C’est normal, donc, aussi, que des enseignants livrent des mineurs à la police, pour des propos qui ont été décrétés non politiquement corrects par un gouvernement qui prétend défendre la liberté d’expression et par une ministre de l’éducation qui, de toute évidence, ne sait pas en quoi consiste l’éducation des enfants, et qui exige que tout le monde s’en tienne au diktat gouvernemental.
Et puis, quelle piètre image donnent à cet enfant de 8 ans ces adultes, censés être des éducateurs capables de gérer une situation aussi banale, qui n’ont d’autre réponse que de le remettre entre les mains de la police ?

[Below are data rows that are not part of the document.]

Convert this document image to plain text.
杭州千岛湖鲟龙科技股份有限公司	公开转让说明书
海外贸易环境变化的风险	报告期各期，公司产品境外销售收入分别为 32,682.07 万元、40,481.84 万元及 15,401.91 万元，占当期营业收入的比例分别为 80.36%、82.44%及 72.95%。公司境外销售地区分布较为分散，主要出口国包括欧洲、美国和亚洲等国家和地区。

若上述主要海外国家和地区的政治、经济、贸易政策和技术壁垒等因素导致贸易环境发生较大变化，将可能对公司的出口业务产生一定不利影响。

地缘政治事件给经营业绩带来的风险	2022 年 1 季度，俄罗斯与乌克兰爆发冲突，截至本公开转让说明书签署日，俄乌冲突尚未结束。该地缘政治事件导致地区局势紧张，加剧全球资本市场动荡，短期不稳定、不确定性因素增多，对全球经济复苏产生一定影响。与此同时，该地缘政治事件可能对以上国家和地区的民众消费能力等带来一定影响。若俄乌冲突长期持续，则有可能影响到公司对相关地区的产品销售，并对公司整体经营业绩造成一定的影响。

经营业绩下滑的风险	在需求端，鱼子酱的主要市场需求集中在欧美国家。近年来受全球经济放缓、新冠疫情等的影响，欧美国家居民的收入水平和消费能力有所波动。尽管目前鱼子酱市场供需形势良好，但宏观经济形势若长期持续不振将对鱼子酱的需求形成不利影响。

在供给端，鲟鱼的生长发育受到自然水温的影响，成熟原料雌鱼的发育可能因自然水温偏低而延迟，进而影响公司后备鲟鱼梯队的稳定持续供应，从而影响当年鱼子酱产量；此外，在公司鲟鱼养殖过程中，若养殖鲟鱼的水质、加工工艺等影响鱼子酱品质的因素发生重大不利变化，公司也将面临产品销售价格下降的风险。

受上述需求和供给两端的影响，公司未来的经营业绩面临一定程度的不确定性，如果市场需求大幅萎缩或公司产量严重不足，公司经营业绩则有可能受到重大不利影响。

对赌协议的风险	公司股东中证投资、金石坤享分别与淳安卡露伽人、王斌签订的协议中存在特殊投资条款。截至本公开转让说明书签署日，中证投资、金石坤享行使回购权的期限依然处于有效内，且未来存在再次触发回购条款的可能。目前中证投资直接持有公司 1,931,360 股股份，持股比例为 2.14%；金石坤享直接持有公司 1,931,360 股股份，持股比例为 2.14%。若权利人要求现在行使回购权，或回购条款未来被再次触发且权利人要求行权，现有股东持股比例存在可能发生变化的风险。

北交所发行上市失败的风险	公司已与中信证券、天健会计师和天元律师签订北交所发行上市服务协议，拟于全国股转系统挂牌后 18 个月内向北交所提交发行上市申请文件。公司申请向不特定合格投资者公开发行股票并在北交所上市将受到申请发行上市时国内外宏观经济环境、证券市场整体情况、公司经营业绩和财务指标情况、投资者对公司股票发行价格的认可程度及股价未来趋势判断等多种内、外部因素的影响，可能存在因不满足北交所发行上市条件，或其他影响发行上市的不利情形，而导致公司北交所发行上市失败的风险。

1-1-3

D’autre part, nier sans être conscient de la possibilité d’un traumatisme, c’est ignorer tout de la fragilité des enfants et adolescents. Alors, pourquoi en parler ?
Une fragilité qui se comprend d’autant mieux quand on voit la désinvolture avec laquelle certains adultes ridiculisent une sanction humiliante et disproportionnée infligée à un jeune enfant.
Il y a près de 1 000 décès par suicide par an parmi les ados, pour 80 000 tentatives.
Tous ceux-là sont sans doute des faux traumatisés.
Et c’est dérisoire de s’inquiéter que la majorité des Français se rangent du côté des pouvoirs et ne voient pas les dérives d’une telle politique.
Mais tant que ce ne sont que des enfants musulmans, hein ! Ces gens-là ne comprennent rien à notre culture de liberté d’expression et de laïcité.
Parce que c’est de cela qu’il s’agit, encore et toujours : s’en prendre sournoisement à la population musulmane, qui ne bénéficie pas des mêmes lois que les autres français.
Aujourd’hui, plus les gouvernements virent à droite, plus les moutons bêlent avec les loups.
Et puis, c’est normal, aussi, que les mineurs isolés étrangers (MIE)soient traités comme du bétail, après tout, ils n’avaient qu’à faire comme nous : ne pas naitre dans un pays de misère et de guerre.
On s’en fiche pas mal des familles déchirées, séparées, vivant dans la peur de l’expulsion, enfermées jusqu’à 45 jours d’affilée dans des centres de détention pour être renvoyées à leur misère noire.
Rien à faire des enfants de sans-papiers qu’on arrache sans ménagement de l’école en les humiliant devant tous leurs camarades.
Rien à faire non plus que ces enfants vivent dans la peur et le secret, qu’ils soient témoins des humiliations qu’on fait subir à leurs parents, qu’ils ne puissent pas vivre leur enfance dans l’insouciance à laquelle leur âge leur donne droit, quoi qu’en disent les ignorants.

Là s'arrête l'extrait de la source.